The test data are relevant. Are there any alternative data sets if the Naxos collection does not become available?

[Arpi 02.08.05]: The Naxos collection only contains audio data. We propose using MIDI data and audio synthesized from MIDI. Please refer to comments made in Review 1.


Downie's Comments

1. Am intrigued and heartened by the fact that both an audio and a symbolic version of the task has been proposed.

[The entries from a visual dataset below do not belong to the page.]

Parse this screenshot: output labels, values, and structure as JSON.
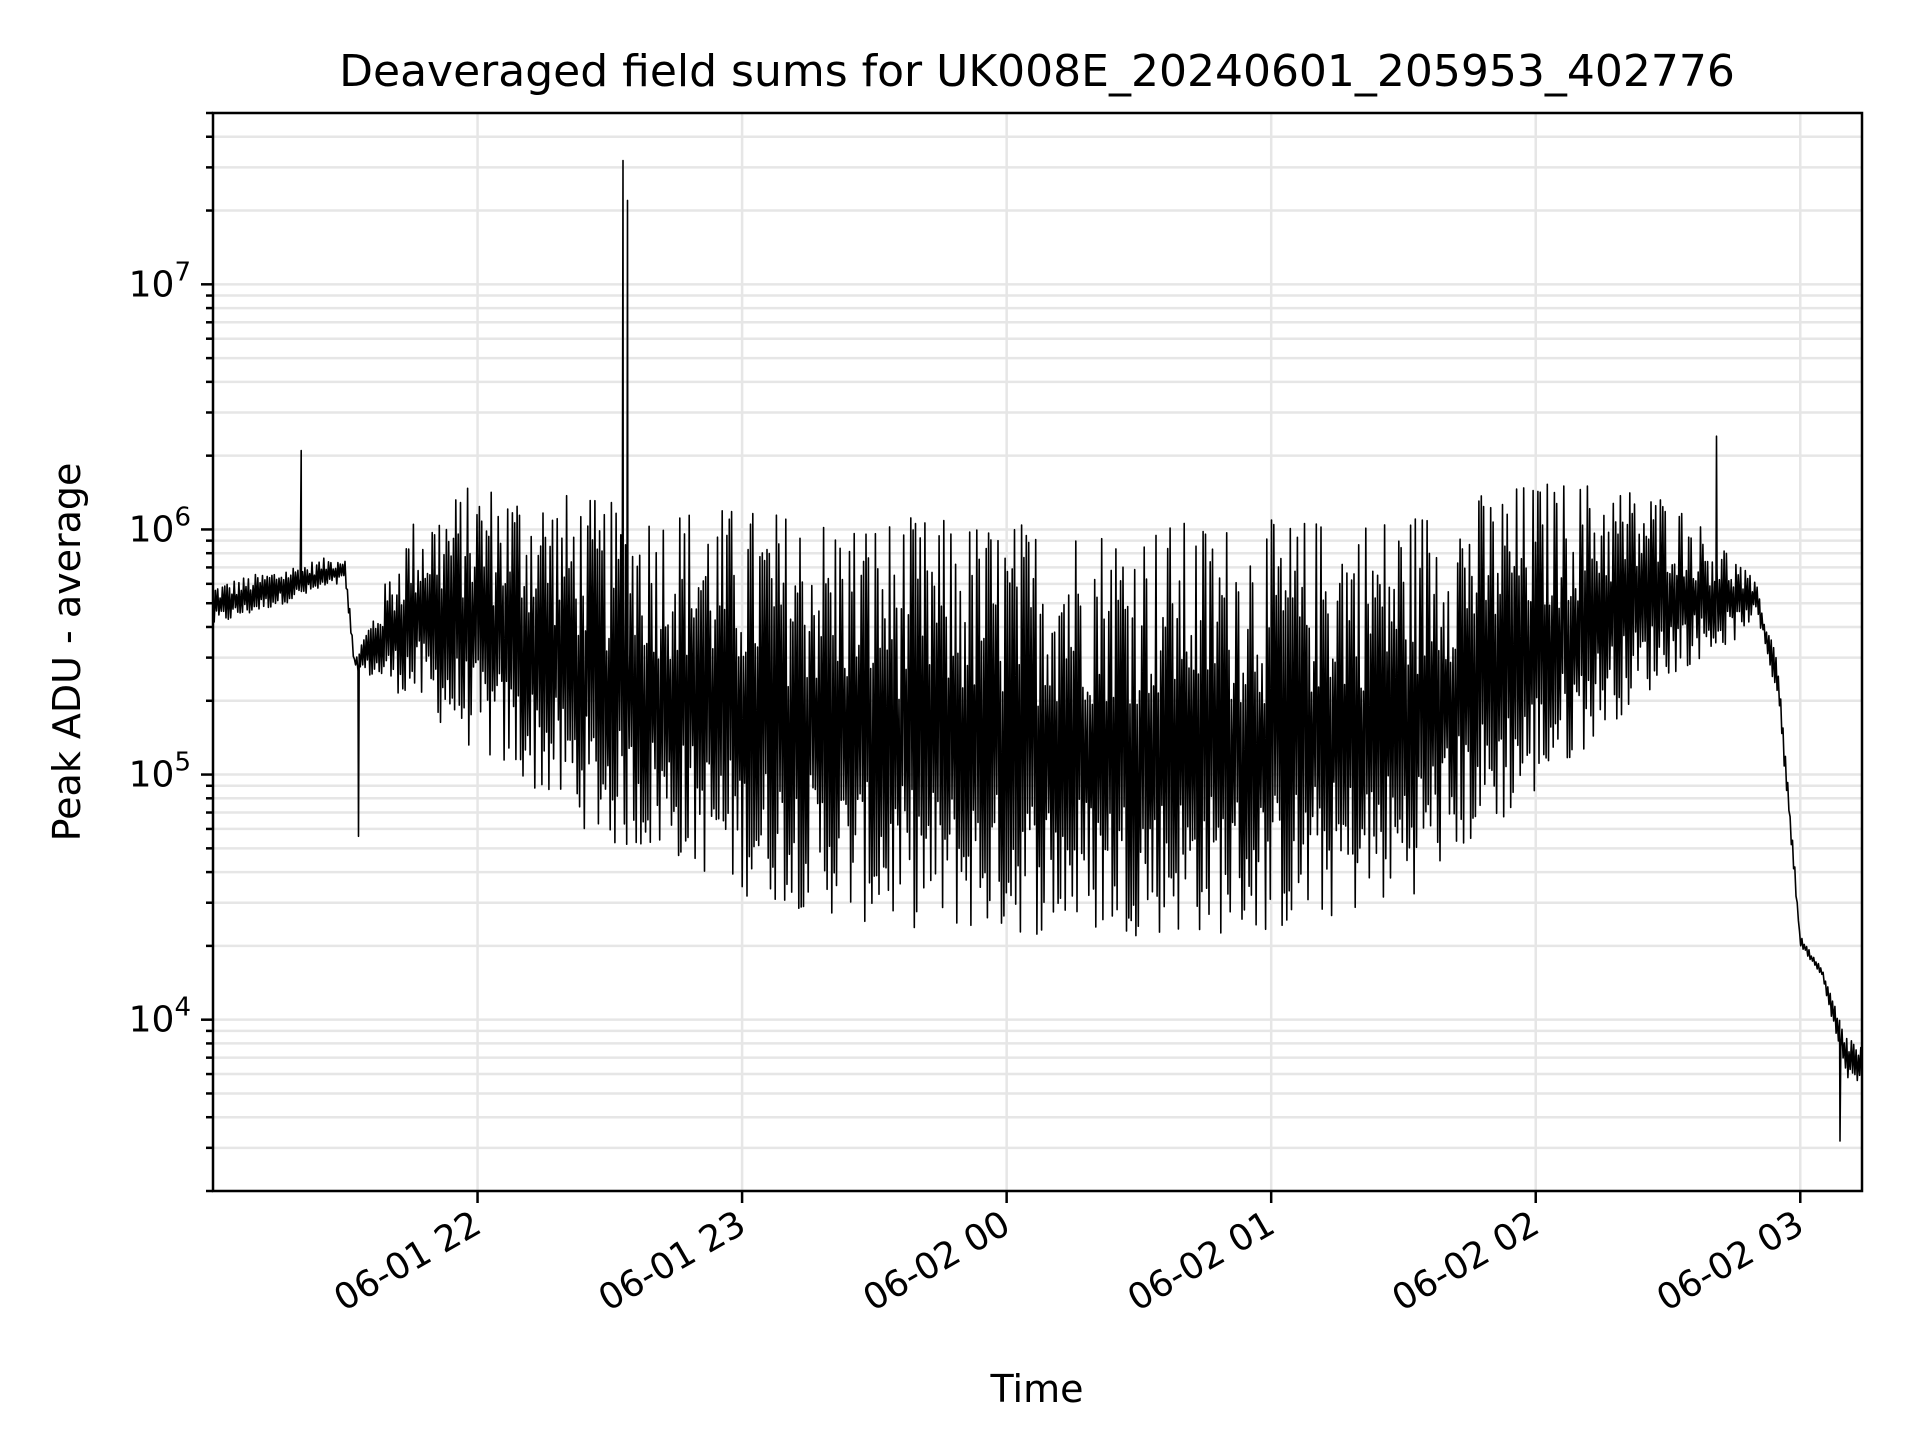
{
  "chart_data": {
    "type": "line",
    "title": "Deaveraged field sums for UK008E_20240601_205953_402776",
    "xlabel": "Time",
    "ylabel": "Peak ADU - average",
    "yscale": "log",
    "ylim": [
      2000,
      50000000
    ],
    "xlim": [
      "2024-06-01 21:00",
      "2024-06-02 03:14"
    ],
    "x_ticks": [
      {
        "t": "2024-06-01 22:00",
        "label": "06-01 22"
      },
      {
        "t": "2024-06-01 23:00",
        "label": "06-01 23"
      },
      {
        "t": "2024-06-02 00:00",
        "label": "06-02 00"
      },
      {
        "t": "2024-06-02 01:00",
        "label": "06-02 01"
      },
      {
        "t": "2024-06-02 02:00",
        "label": "06-02 02"
      },
      {
        "t": "2024-06-02 03:00",
        "label": "06-02 03"
      }
    ],
    "y_ticks": [
      {
        "v": 10000,
        "mantissa": "10",
        "exp": "4"
      },
      {
        "v": 100000,
        "mantissa": "10",
        "exp": "5"
      },
      {
        "v": 1000000,
        "mantissa": "10",
        "exp": "6"
      },
      {
        "v": 10000000,
        "mantissa": "10",
        "exp": "7"
      }
    ],
    "grid": true,
    "series_color": "#000000",
    "envelope": {
      "x": [
        "2024-06-01 21:00",
        "2024-06-01 21:30",
        "2024-06-01 21:32",
        "2024-06-01 21:45",
        "2024-06-01 22:00",
        "2024-06-01 22:15",
        "2024-06-01 22:30",
        "2024-06-01 22:45",
        "2024-06-01 23:00",
        "2024-06-01 23:30",
        "2024-06-02 00:00",
        "2024-06-02 00:30",
        "2024-06-02 01:00",
        "2024-06-02 01:30",
        "2024-06-02 01:45",
        "2024-06-02 02:00",
        "2024-06-02 02:15",
        "2024-06-02 02:30",
        "2024-06-02 02:45",
        "2024-06-02 02:50",
        "2024-06-02 02:55",
        "2024-06-02 03:00",
        "2024-06-02 03:05",
        "2024-06-02 03:10",
        "2024-06-02 03:14"
      ],
      "low": [
        400000,
        600000,
        270000,
        200000,
        120000,
        80000,
        50000,
        45000,
        32000,
        24000,
        22000,
        22000,
        22000,
        30000,
        50000,
        80000,
        150000,
        250000,
        350000,
        450000,
        200000,
        20000,
        15000,
        6000,
        5000
      ],
      "high": [
        600000,
        800000,
        300000,
        1100000,
        1600000,
        1500000,
        1300000,
        1300000,
        1250000,
        1150000,
        1100000,
        1100000,
        1100000,
        1200000,
        1400000,
        1600000,
        1600000,
        1400000,
        800000,
        600000,
        300000,
        22000,
        16000,
        9000,
        8000
      ]
    },
    "spikes": [
      {
        "x": "2024-06-01 21:20",
        "y": 2100000
      },
      {
        "x": "2024-06-01 21:33",
        "y": 56000
      },
      {
        "x": "2024-06-01 22:33",
        "y": 32000000
      },
      {
        "x": "2024-06-01 22:34",
        "y": 22000000
      },
      {
        "x": "2024-06-02 02:41",
        "y": 2400000
      },
      {
        "x": "2024-06-02 03:09",
        "y": 3200
      }
    ]
  }
}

2. The modality question does arise and like Review #2, I would like to understand better the gradations of "failure" (i.e., the Perfect 5th issue), etc.

3. I would very much like to see a direct tie in with symbolic and audio data (i.e., a one-to-one match of score with audio), if possible.

4. Wonder if we could frame this for evaluation purposes as a more traditional IR task? For example, Find all pieces in Key X...find all pieces in a minor mode.....and the kicker...find all pieces transposed from their original keys!

[Arpi 02.08.05]: This is a great idea. This approach will certainly give us new metrics. We can further explore this if time permits.


Emmanuel's Comments

I was the one to decide that the original proposal on key finding should be split into two proposals on audio key finding and symbolic key finding. Indeed the audio and symbolic parts involve completely separate data and separate participants. From the committee point of view, this needs as much annotation and testing work as two independent proposals. I did not ask the authors about it, so it's not their fault.

I am strongly in favor of merging the two proposals into a single one again. But then the symbolic and audio data need to correspond to the same titles as much as possible, so that the performances can be compared. Can the RWC database or another database be used for it ? Also the participants need to submit algorithms for both tasks if possible. I suppose it won't be too hard for audio key finding algorithms to work also on symbolic data, since audio data may be easily synthesized from symbolic data using a conventional midi synthesizer.


Arpi's Comments

As Emmanuel stated, we submitted a single proposal for audio and symbolic key-finding. We have now re-combined the two proposals. Please refer to Emmanuels comments for further details.